案の定告白は、だめだった。当たり前か、俺なんか好きになるやつがおかしい。
フラらて以来、俺は引きこもっていた。
「俺なんかが、恋愛とか・・・。」
コンコン
「恭介?いい加減でできてよ。」
いつまで引きこもってるのよ・・みんな心配してるのに・・・ん?
コンコン
「恭介?入るよ?」
そうだ・・俺の部屋には、鍵がなかった。
ガチャ
「何だよ。
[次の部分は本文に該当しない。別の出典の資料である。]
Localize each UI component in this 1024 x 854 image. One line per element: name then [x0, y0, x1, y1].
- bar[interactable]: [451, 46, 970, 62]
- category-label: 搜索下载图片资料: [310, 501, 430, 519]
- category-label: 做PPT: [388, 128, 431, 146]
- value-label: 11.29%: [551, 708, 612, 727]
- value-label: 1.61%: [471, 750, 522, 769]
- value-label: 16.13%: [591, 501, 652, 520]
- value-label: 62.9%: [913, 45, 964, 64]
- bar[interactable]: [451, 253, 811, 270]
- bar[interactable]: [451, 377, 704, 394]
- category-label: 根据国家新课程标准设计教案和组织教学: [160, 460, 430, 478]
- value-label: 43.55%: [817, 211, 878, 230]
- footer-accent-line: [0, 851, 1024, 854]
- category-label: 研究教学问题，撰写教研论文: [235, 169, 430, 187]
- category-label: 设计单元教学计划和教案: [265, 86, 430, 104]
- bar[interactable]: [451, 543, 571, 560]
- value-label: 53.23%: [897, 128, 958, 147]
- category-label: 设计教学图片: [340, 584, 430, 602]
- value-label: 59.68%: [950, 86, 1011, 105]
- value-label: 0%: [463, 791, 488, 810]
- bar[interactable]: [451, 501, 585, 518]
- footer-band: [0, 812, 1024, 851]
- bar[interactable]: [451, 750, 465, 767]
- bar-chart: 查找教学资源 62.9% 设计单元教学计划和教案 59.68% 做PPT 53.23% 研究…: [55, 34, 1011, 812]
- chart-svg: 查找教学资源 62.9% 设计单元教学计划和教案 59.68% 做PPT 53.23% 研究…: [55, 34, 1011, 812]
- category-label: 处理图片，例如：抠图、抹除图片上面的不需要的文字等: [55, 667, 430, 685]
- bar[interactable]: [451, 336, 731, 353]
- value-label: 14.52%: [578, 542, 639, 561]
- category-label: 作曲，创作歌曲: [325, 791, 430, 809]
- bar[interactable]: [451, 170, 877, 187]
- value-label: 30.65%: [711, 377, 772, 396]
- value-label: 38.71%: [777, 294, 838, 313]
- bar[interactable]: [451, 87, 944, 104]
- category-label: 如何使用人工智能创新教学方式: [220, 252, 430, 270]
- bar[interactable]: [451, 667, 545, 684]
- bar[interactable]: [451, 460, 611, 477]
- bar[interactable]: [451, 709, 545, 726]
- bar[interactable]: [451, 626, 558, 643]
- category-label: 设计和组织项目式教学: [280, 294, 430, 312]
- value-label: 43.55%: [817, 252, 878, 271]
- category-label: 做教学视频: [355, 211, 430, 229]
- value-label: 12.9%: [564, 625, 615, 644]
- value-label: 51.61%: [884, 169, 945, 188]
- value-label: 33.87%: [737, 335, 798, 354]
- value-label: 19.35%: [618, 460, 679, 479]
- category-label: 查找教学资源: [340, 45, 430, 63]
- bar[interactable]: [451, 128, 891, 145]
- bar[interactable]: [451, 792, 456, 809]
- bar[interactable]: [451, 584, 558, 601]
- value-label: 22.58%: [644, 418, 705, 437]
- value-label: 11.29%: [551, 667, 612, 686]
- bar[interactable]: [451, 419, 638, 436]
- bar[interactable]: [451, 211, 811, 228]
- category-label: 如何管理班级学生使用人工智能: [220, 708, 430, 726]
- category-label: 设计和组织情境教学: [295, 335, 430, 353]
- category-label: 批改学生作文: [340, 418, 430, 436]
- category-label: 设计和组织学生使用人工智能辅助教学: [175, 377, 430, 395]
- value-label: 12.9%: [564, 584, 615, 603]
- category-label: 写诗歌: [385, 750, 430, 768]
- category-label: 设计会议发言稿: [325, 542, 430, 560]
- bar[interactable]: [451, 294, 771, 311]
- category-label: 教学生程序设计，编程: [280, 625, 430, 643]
」
「久しぶり・・恭介・・・」
何も変わらない。あのときから。
「意外と変わらないんだね・・」
俺は、すこし赤くなっていた三崎の頬にきずかなかった。
「そうだな、風呂も入ってるし、髪だって切ってる。」
「引きこもりのくせに意外と几帳面なんだね。」
反論できない・・
「なぁ・・姉ちゃん・・」
「なに?」
少し声が高くなった、何がそんなにうれしいなか。
「俺のことどう思う・・?」
え、なにそれ・・?まさか・・きずいかれた・・?
「なに・・?急に」
三崎は笑った。照れ隠しで、笑った。また俺は、きずかなかった。
「ただ、どう思ってるのか・・聞きたいだけ・・俺はフラれた・・それから何も言わずに引きこもり、迷惑かけてばっか。こんな俺を姉ちゃんが、どう思ってるかしりたい。」
何を、言っている?俺には頭がないのか・・そんなこと聞いて悲しまないわけがない。
「正直に言って・・・クズ・・ゴミ・・・・・なんて思ってると思った?そんな訳ないじゃん。家族だよ?心配してるんだよ?」
そっか・・俺、勘違いしてた・・・いや、忘れていた。
『生きるものの前には、必ず道がある』ってことを。
「ねぇ、姉ちゃん。」
「なに?」
もう一度、もう一度だけ、
「歩き始めたいんだ。姉ちゃんがよければ、手伝ってくれない?」
「喜んで!」
声のトーンがまた上がった。そこでようやくきずいたけど、俺が、引きこもり脱出することに喜んでいるのでと、思った。
この鈍感さは、作者の私でさえ想像できないほどになるとかならないとか。